One of the factors causing difficulties in the eradication of rabies on the island is the Balinese culture towards dogs. The Balinese people have close companionships with dogs, even with the strays. They tend to let dogs wander around and often feed them. This has caused the dog population to rise in Bali to reach approximately 500,000. Other solution to stop of the transmission of rabies amongst dogs is by giving free vaccinations to all dogs in Bali. The government poured 23 billion rupiah to realize the Bali Rabies-Free program in 2020.
Nevertheless, this situation so far has not had a dramatic impact on tourism. The uncontrolled conditions have raised lots of questions and concerns regarding the safety of travellers coming to Bali. There are no official travel warnings or recommendation for rabies vaccination for travellers to Bali so far, but we recommend you, especially if you’re planning a prolonged stay.
Considering the fact that dogs, cats, bats, and monkeys which could interact with you can experience rabies, vaccination is not a bad thing before come here. Don’t get too close to them. And this is going to be the fourth tip for you, always avoid bites if possible (don’t approach dogs or monkeys, for instance) and seek immediate treatment if you are bitten. Don’t forget that a rabid dog may not be foaming at the mouth. It may appear normal or just a bit lethargic. Dogs can have rabies in their saliva a couple of days before showing symptoms.
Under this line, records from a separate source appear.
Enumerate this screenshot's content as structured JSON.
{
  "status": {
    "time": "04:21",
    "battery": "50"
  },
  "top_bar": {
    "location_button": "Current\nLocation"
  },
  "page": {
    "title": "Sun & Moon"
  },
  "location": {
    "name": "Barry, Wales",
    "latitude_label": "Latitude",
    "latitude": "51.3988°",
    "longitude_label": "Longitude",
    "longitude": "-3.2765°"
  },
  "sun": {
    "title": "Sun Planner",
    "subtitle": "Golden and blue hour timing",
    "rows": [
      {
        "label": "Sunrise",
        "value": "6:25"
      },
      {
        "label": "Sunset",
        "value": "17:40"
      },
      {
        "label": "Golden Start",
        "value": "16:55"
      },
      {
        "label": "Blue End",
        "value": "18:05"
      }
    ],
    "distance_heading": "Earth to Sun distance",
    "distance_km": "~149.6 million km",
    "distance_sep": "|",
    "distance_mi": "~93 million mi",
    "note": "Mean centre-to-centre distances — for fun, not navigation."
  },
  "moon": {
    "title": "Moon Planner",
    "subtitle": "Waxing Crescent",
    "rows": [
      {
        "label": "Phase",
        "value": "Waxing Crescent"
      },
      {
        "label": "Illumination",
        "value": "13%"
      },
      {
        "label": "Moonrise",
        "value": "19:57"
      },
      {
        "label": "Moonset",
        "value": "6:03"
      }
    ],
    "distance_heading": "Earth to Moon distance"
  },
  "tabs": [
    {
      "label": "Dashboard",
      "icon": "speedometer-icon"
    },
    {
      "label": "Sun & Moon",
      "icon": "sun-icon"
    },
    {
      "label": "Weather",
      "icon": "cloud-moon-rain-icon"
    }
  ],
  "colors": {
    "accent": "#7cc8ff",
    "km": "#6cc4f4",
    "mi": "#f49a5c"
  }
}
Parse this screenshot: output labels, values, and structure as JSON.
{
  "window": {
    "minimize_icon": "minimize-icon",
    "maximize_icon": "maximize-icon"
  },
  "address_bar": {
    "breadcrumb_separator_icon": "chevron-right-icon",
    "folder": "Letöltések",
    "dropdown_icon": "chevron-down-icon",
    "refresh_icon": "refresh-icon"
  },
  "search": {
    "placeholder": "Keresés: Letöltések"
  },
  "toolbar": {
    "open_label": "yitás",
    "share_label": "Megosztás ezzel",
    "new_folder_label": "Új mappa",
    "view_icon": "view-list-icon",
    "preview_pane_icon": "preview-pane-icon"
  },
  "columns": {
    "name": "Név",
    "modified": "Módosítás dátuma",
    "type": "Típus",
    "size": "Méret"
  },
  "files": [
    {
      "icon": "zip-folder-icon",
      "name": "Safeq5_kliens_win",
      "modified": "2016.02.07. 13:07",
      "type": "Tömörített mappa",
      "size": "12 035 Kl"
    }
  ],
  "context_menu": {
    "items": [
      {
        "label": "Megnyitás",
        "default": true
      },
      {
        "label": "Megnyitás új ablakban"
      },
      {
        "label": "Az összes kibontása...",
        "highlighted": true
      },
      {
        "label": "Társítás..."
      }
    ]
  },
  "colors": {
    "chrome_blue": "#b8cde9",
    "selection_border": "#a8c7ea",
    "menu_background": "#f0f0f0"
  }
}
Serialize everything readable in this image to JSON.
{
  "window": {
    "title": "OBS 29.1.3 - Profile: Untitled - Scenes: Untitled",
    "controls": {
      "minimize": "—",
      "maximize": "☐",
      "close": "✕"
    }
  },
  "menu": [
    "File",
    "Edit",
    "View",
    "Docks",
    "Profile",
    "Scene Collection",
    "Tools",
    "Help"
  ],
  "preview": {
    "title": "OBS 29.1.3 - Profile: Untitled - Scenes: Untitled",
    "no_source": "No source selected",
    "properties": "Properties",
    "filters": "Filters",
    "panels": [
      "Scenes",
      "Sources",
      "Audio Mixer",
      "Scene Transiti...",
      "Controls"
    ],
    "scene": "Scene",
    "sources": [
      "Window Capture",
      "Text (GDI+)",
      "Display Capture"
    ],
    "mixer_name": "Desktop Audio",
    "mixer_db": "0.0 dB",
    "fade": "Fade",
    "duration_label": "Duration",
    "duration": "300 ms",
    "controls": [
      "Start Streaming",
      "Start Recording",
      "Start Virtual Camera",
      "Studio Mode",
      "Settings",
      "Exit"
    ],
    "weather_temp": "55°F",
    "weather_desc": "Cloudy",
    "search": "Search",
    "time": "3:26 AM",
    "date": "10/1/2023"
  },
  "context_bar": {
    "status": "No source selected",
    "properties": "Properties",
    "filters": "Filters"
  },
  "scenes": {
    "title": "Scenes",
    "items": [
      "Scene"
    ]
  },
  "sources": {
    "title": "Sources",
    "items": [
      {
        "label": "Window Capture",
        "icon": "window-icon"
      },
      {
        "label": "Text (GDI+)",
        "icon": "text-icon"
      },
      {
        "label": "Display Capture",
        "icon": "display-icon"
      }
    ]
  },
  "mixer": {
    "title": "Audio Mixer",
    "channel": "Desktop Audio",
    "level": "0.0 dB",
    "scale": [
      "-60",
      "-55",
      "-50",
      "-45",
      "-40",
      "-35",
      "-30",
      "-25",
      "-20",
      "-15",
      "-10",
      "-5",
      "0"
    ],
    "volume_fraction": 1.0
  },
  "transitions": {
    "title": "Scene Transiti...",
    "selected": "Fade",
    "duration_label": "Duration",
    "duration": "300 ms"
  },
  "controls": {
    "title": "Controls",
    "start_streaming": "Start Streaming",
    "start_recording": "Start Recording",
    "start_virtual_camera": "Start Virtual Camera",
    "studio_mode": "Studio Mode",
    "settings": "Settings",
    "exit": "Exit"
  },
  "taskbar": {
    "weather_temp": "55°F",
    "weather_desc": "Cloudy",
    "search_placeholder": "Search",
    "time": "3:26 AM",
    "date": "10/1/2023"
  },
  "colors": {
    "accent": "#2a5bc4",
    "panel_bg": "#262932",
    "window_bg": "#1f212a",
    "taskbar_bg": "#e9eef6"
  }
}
When you’re get scared of seeing the suspicious stray dog, raise your hands as if you are going to throw a stone, they usually run. And also keep your children from getting too close to them. Remember, once symptoms have already developed however, there is no treatment and death is the usual outcome.
Seek medical attention immediately if you are bitten by any animal, including pets. Depending on the injury and the situation, the doctor could examine and then decide if you need to receive treatment and when to do the procedure to prevent rabies disease. But we would want to suggest to get in within the first 24 hours. As soon as you can. We would not put it off, especially because one of the vaccine-injections that we’re giving, at the site of the wound, is essentially neutralizing that virus if it’s there, so the sooner, the better.
In spite of that, don’t rely on vaccines. They are effective against the disease, but still, prevention is the best as it is. Make sure to not feeding or get too close to stray dogs, monkeys, bats or any warm-blooded animals if you really want to reduce your health risk.